Кабинет не иначе как самого генерал–губернатора. Страдавшего, наверное, манией гигантизма. Почти в половину спортзала огромный письменный стол у балконной двери. Еще более огромный, как перрон провинциального вокзала, стол для заседаний. Книжные шкафы до потолка. Слоновьих размеров кресла и диваны. Ковры на полу. Картины на стенах. Пальма в кадке, словно привезенная непосредственно из аравийского оазиса. Среди этого маниакального великолепия почти терялись полтора десятка человек, собравшихся здесь.
Отчего всяческого рода революционеры обожают заседать круглые сутки? Нормальные правители работают по утрам, остальное время отдыхают и развлекаются, а такие вот — по крайней мере, с времен французского Конвента функционируют круглые сутки. У нас тоже, помнится, большевики Зимний дворец занимали в полночь, Всероссийский съезд Советов собрался в четыре утра и так далее.
Эти тоже, не зная еще, что контрнаступление русских войск вот–вот начнется (Уваров глянул на часы. Да, через сорок минут), обсуждают какие–то декреты, декларации, обращения «Urbi et orbi»[250].
На председательском месте, во главе стола, рубит воздух взмахами руки мужчина с пышной шевелюрой и резкими чертами лица. Во внешности, несмотря на всю европеоидность, отчетливо чувствуется нечто восточное. Остальные внимают, лишь один, по левую руку, время от времени пытается то ли возражать, то ли просто комментирует речь. До Уварова доносились только обрывки фраз. Да оно ему и не нужно. Все понятно и так. Оратор, судя по всему, вот–вот собирается покинуть собрание и раздает последние руководящие указания: «Из Берлина я немедленно…», «Стойкость, стойкость и решительность…», «Что сегодня рано, завтра будет поздно…», «Только немедленная и всеобщая мобилизация позволит…».
Что ж, господа, дозаседались вы, похоже. До самого упора. И стойкость, и решительность, и мобилизация — это все правильно, конечно. Но уже — без вас.
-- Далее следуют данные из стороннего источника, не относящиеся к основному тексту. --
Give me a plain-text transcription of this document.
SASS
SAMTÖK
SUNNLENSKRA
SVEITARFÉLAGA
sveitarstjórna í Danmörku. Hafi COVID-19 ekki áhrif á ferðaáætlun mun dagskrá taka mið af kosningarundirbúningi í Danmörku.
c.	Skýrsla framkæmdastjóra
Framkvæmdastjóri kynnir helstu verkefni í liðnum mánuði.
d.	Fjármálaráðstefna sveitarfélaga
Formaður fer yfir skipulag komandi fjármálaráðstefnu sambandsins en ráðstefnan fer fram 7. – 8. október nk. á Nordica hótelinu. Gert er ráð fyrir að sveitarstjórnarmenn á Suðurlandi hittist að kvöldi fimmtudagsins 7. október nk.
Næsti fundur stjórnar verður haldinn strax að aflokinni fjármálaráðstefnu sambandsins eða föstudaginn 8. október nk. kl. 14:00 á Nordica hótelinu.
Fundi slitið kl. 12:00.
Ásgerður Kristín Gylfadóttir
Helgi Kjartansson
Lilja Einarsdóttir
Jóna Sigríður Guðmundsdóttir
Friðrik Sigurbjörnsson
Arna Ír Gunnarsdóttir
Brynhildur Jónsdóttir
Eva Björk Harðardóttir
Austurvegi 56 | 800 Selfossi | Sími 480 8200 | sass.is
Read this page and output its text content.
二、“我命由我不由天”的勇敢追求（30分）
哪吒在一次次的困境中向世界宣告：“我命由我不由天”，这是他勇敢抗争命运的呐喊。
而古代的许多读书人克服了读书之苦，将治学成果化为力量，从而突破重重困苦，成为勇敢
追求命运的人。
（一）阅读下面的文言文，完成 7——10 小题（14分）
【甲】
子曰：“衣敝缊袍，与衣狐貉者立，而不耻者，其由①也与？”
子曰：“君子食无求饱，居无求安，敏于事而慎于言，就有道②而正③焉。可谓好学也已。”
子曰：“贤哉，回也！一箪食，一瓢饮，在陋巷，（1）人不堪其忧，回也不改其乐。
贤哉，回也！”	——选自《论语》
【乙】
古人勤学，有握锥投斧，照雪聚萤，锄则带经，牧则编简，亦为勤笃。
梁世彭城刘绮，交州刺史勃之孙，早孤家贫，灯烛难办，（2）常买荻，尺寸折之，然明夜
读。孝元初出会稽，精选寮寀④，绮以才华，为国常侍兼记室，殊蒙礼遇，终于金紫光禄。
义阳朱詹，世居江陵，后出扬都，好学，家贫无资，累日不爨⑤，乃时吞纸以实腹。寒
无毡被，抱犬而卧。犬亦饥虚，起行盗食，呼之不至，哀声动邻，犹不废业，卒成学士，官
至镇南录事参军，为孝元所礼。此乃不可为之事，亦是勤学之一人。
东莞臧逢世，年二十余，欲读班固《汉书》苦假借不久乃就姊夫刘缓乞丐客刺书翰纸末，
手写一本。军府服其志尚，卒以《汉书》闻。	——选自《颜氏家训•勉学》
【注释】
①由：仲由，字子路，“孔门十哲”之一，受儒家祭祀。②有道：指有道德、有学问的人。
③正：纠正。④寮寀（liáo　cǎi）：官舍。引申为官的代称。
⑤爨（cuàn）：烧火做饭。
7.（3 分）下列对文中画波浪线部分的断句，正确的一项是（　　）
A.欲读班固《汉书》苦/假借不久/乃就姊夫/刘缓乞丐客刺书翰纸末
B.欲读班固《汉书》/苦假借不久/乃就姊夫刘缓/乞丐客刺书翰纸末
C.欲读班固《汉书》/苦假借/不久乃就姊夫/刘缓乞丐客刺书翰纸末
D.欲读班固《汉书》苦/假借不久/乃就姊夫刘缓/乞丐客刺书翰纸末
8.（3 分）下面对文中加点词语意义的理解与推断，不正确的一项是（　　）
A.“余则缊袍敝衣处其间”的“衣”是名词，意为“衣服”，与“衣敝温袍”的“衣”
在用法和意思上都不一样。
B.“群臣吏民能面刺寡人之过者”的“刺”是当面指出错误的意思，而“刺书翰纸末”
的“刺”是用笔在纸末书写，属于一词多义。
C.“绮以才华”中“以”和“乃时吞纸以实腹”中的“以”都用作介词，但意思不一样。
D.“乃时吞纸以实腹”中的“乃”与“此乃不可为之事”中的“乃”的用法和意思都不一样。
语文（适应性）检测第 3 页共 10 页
Ни в чем не ошиблись операторы Бубнова, писавшие резюме по личности поручика Уварова. Способен он был к самостоятельным действиям в условиях дефицита информации, умел принимать нестандартные, кратчайшим путем ведущие к успеху решения. Не любил и не умел перекладывать ответственность на чужие плечи.
Валерий, изогнувшись, вытащил из сумки на пояснице четыре гранаты. Жестом показал Ресовскому: давай, мол, и твои. Те, что у Константинова, пусть будут в резерве. Половину взрывателей он поставил «на удар», остальные — на стандартное, четырехсекундное замедление. Аккуратно, чтобы не скрипнуло, не лязгнуло, начал отгибать ножом железные, по счастью, мягкие лапки, держащие раму решетки. Получилось легко и быстро.